Genetic Basis of Gait in Icelandic Horse--Part 2

It is  interesting to discuss the gaits the horse displays in the field versus what they can do under saddle. 
For example, I almost never see Blessi tolting in the field; he trots everywhere but he can do a nice pleasure tolt under saddle.

As the Andersson et al study states, "31% of the four-gaited horses were homozygous A/A" so about 1/3 of the so-called 4-gaited horses in the study carried a homozygous A/A for the DMRT3 nonsense mutation so were gentically 5-gaited. If this weren't true, there would be a much higher percentage of
3-gaited Icelandics being bred.

Assuming that AA represents 5-gaited horses, CA represents 4-gaited horses, and CC 3-gaited, the percentages of expected offspring are as follows (my interpretation was confirmed by a recent article in Equus Magazine):

AA (5-gaited) crossed with AA (5-gaited) = 100 % 5-gaited. Since only AA horses have a flying pace, this is how I can interpolate that Blessi is 5-gaited.

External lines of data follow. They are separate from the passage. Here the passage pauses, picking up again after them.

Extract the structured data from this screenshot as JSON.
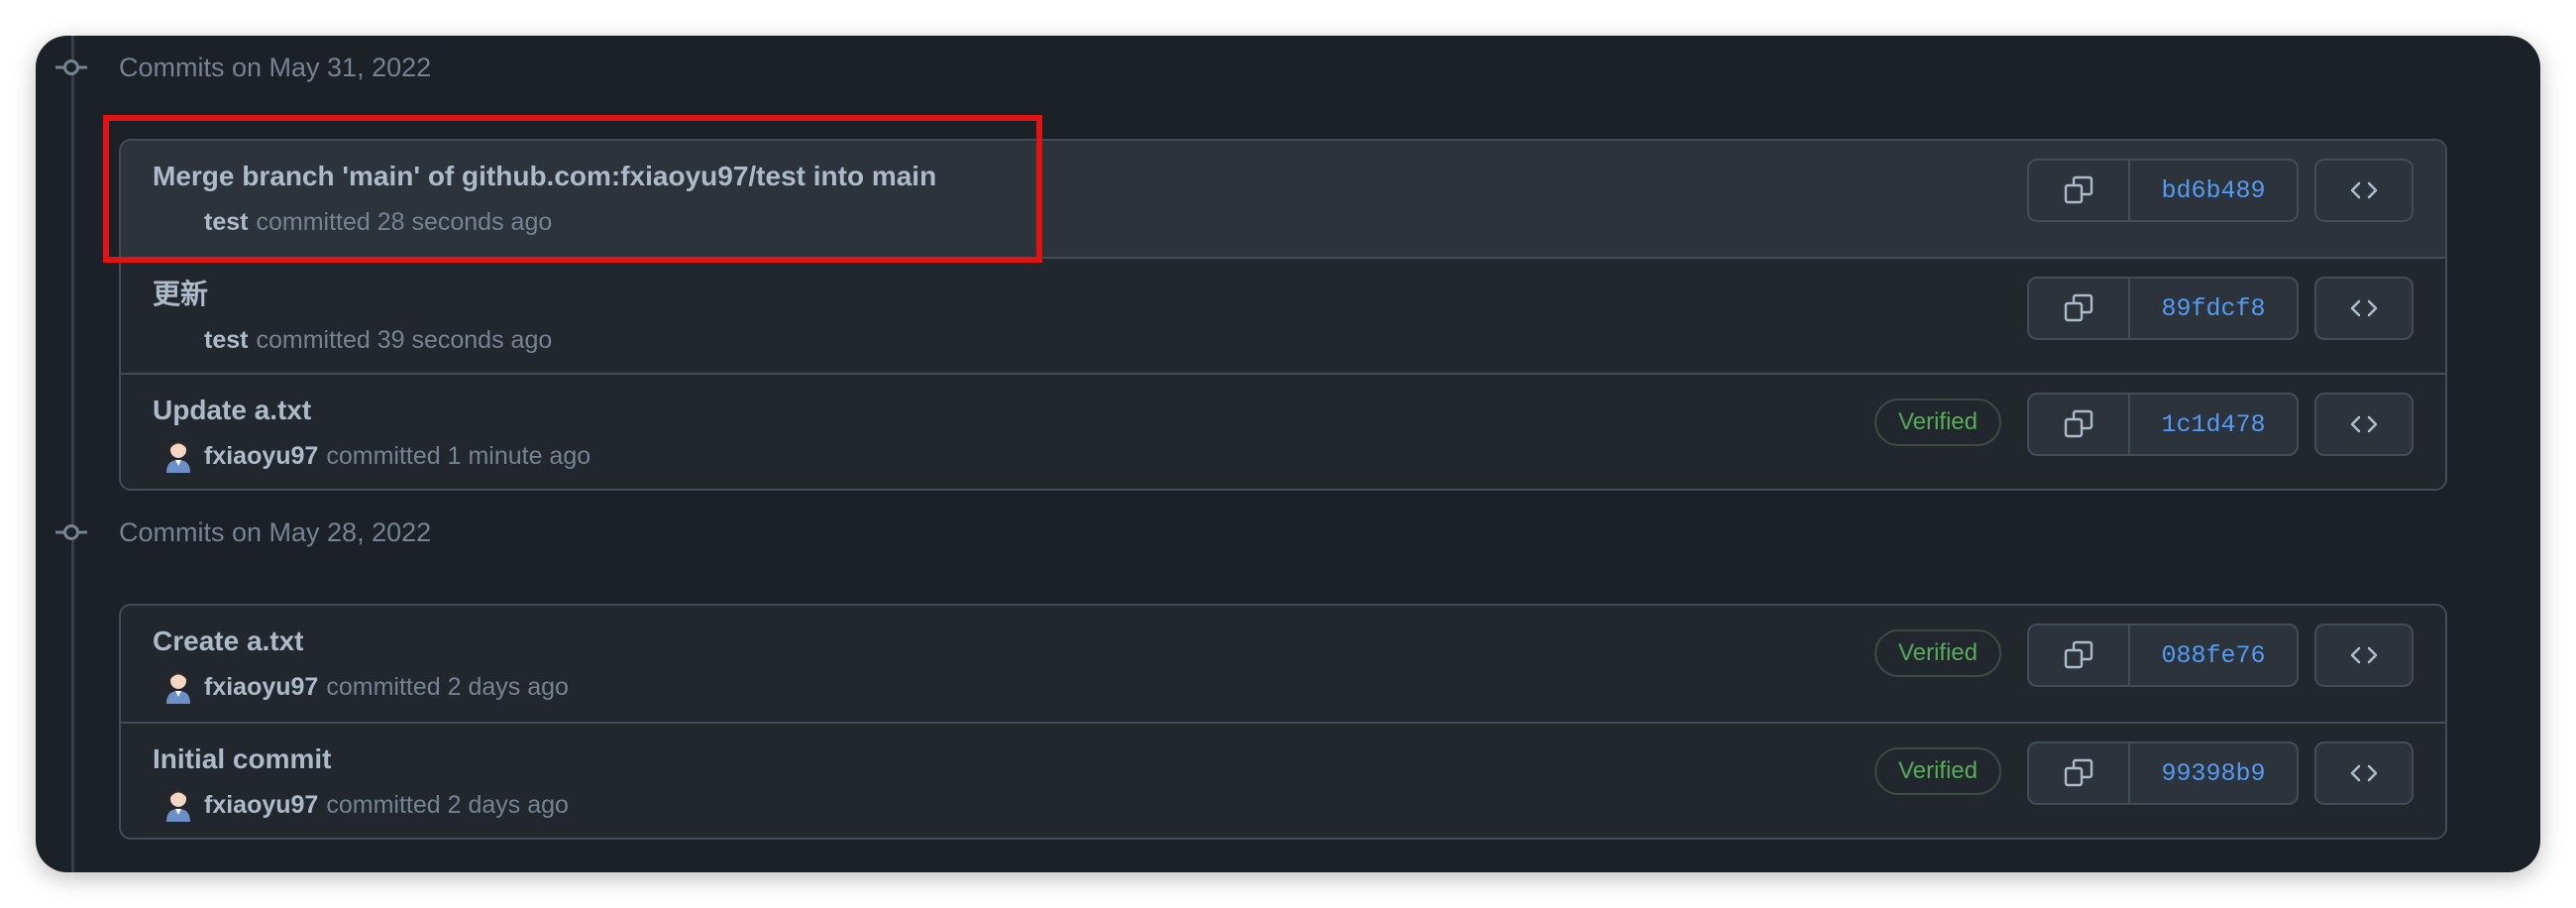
{
  "groups": [
    {
      "date_label": "Commits on May 31, 2022",
      "commits": [
        {
          "title": "Merge branch 'main' of github.com:fxiaoyu97/test into main",
          "author": "test",
          "meta": "committed 28 seconds ago",
          "sha": "bd6b489",
          "verified": false,
          "has_avatar": false,
          "highlighted": true
        },
        {
          "title": "更新",
          "author": "test",
          "meta": "committed 39 seconds ago",
          "sha": "89fdcf8",
          "verified": false,
          "has_avatar": false,
          "highlighted": false
        },
        {
          "title": "Update a.txt",
          "author": "fxiaoyu97",
          "meta": "committed 1 minute ago",
          "sha": "1c1d478",
          "verified": true,
          "has_avatar": true,
          "highlighted": false
        }
      ]
    },
    {
      "date_label": "Commits on May 28, 2022",
      "commits": [
        {
          "title": "Create a.txt",
          "author": "fxiaoyu97",
          "meta": "committed 2 days ago",
          "sha": "088fe76",
          "verified": true,
          "has_avatar": true,
          "highlighted": false
        },
        {
          "title": "Initial commit",
          "author": "fxiaoyu97",
          "meta": "committed 2 days ago",
          "sha": "99398b9",
          "verified": true,
          "has_avatar": true,
          "highlighted": false
        }
      ]
    }
  ],
  "verified_label": "Verified",
  "icons": {
    "timeline": "git-commit-icon",
    "copy": "copy-icon",
    "browse": "code-icon",
    "avatar": "avatar-icon"
  },
  "colors": {
    "background": "#1c2128",
    "sha_link": "#539bf5",
    "verified": "#57ab5a",
    "annotation": "#e01414"
  }
}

AA (5-gaited) crossed with CA (4-gaited) = AC, AA, AC, AA, CA, CA, AA, AA or 50 % 5-gaited and 50% 4-gaited

CA (4-gaited) crossed with CA (4-gaited) = AA, AC, CA, CC, AA, AC, AC, AC OR 25% 5-gaited, 50% 4-gaited, 25% CC 3-gaited

CC (non-gaited) crossed with CA (4-gaited) = CC, CA, CC, CA  or 50 %4-gaited and 50% not gaited

So since responsible breeders are eliminating the 3-gaited horses from the breeding pool and knowledgeable breeders keep breeding back to 5-gaiters, the percentage of 3-gaited horses is kept low.

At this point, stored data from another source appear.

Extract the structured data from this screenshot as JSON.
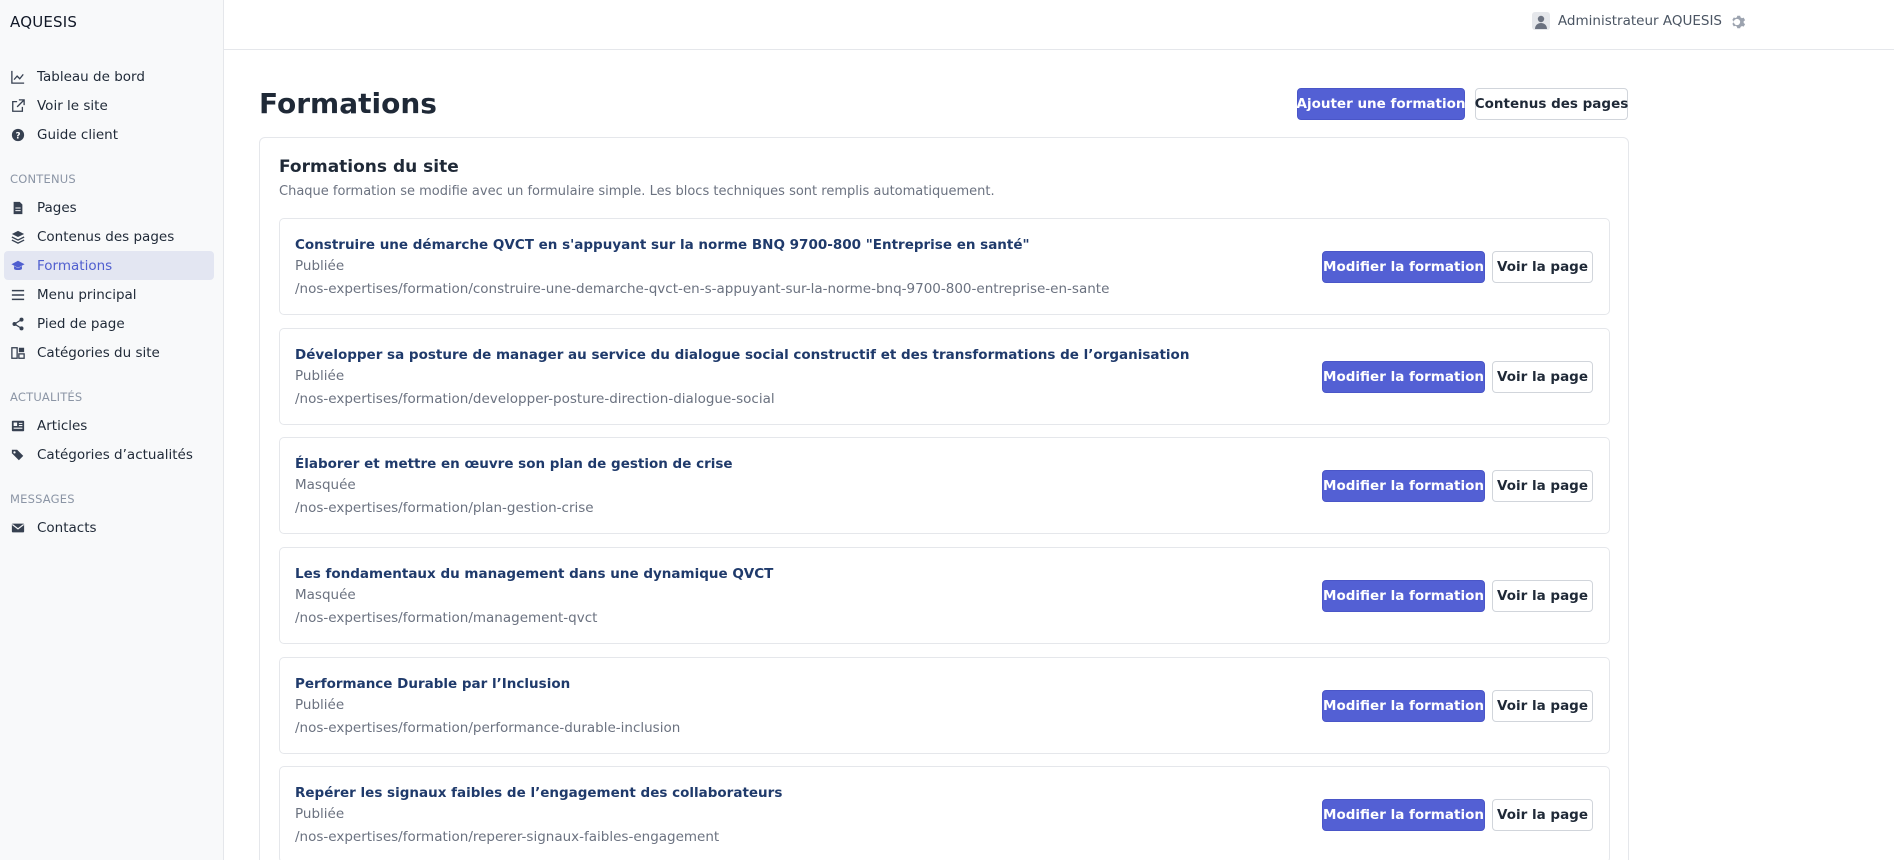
{
  "brand": "AQUESIS",
  "sidebar": {
    "items_top": [
      {
        "label": "Tableau de bord",
        "icon": "chart-line-icon"
      },
      {
        "label": "Voir le site",
        "icon": "external-link-icon"
      },
      {
        "label": "Guide client",
        "icon": "help-circle-icon"
      }
    ],
    "sections": [
      {
        "label": "CONTENUS",
        "items": [
          {
            "label": "Pages",
            "icon": "file-icon"
          },
          {
            "label": "Contenus des pages",
            "icon": "layers-icon"
          },
          {
            "label": "Formations",
            "icon": "graduation-cap-icon",
            "active": true
          },
          {
            "label": "Menu principal",
            "icon": "menu-icon"
          },
          {
            "label": "Pied de page",
            "icon": "share-icon"
          },
          {
            "label": "Catégories du site",
            "icon": "grid-icon"
          }
        ]
      },
      {
        "label": "ACTUALITÉS",
        "items": [
          {
            "label": "Articles",
            "icon": "newspaper-icon"
          },
          {
            "label": "Catégories d’actualités",
            "icon": "tags-icon"
          }
        ]
      },
      {
        "label": "MESSAGES",
        "items": [
          {
            "label": "Contacts",
            "icon": "envelope-icon"
          }
        ]
      }
    ]
  },
  "topbar": {
    "user": "Administrateur AQUESIS"
  },
  "main": {
    "title": "Formations",
    "add_button": "Ajouter une formation",
    "content_button": "Contenus des pages",
    "panel_title": "Formations du site",
    "panel_subtitle": "Chaque formation se modifie avec un formulaire simple. Les blocs techniques sont remplis automatiquement.",
    "edit_label": "Modifier la formation",
    "view_label": "Voir la page",
    "formations": [
      {
        "title": "Construire une démarche QVCT en s'appuyant sur la norme BNQ 9700-800 \"Entreprise en santé\"",
        "status": "Publiée",
        "url": "/nos-expertises/formation/construire-une-demarche-qvct-en-s-appuyant-sur-la-norme-bnq-9700-800-entreprise-en-sante"
      },
      {
        "title": "Développer sa posture de manager au service du dialogue social constructif et des transformations de l’organisation",
        "status": "Publiée",
        "url": "/nos-expertises/formation/developper-posture-direction-dialogue-social"
      },
      {
        "title": "Élaborer et mettre en œuvre son plan de gestion de crise",
        "status": "Masquée",
        "url": "/nos-expertises/formation/plan-gestion-crise"
      },
      {
        "title": "Les fondamentaux du management dans une dynamique QVCT",
        "status": "Masquée",
        "url": "/nos-expertises/formation/management-qvct"
      },
      {
        "title": "Performance Durable par l’Inclusion",
        "status": "Publiée",
        "url": "/nos-expertises/formation/performance-durable-inclusion"
      },
      {
        "title": "Repérer les signaux faibles de l’engagement des collaborateurs",
        "status": "Publiée",
        "url": "/nos-expertises/formation/reperer-signaux-faibles-engagement"
      }
    ]
  },
  "colors": {
    "accent": "#5360d4",
    "active_bg": "#e3e6f2",
    "title_link": "#1f3a6b"
  }
}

Caution: In my 9th grade science class, the teacher introduced genetics by talking about blue eyes (bb) and brown eyes (Bb or BB). He told us that 2-blued eyed parents could not have a brown-eyed child. I raised my hands and shared that my parents both had blue eyes (really green) and my sister had brown eyes (actually hazel). The teacher sputtered and went on to explain that eye color is actually determined by multiple genes and the text book was simplifying the matter. Of course, I took the text book home and told my sister she was adopted.

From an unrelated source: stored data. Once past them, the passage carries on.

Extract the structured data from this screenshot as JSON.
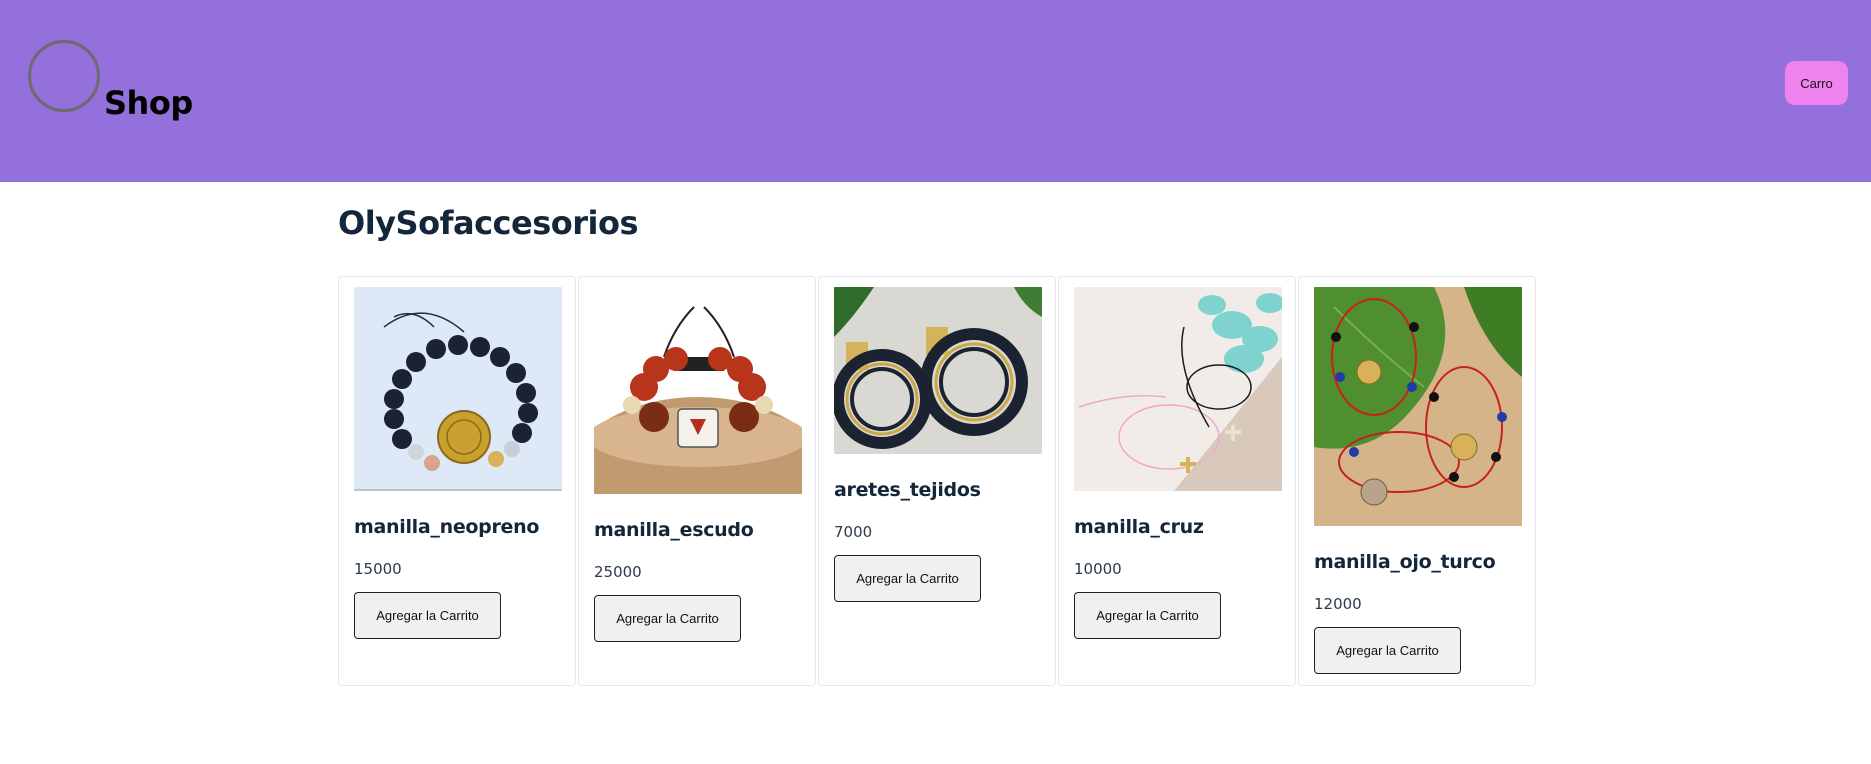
{
  "header": {
    "brand": "Shop",
    "cart_label": "Carro",
    "bg_color": "#9370db",
    "cart_color": "#ee82ee"
  },
  "store": {
    "title": "OlySofaccesorios"
  },
  "products": [
    {
      "name": "manilla_neopreno",
      "price": "15000",
      "button_label": "Agregar la Carrito",
      "image": "bracelet-black-beads-gold-medal"
    },
    {
      "name": "manilla_escudo",
      "price": "25000",
      "button_label": "Agregar la Carrito",
      "image": "bracelet-red-beads-shield"
    },
    {
      "name": "aretes_tejidos",
      "price": "7000",
      "button_label": "Agregar la Carrito",
      "image": "woven-hoop-earrings"
    },
    {
      "name": "manilla_cruz",
      "price": "10000",
      "button_label": "Agregar la Carrito",
      "image": "bracelets-cross-pendant"
    },
    {
      "name": "manilla_ojo_turco",
      "price": "12000",
      "button_label": "Agregar la Carrito",
      "image": "bracelets-evil-eye"
    }
  ]
}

Also this study adds additional credibility to BLUP, which predicts which characteristics will be passed on to offspring. For example, Blessi's BLUP predicts that, assuming he was still a stallion, he would pass on the ability to pace, which I never understand since he was a "4-gaited" horse. Now that I know a bit more about the genetics, I can understand why BLUP would make this prediction.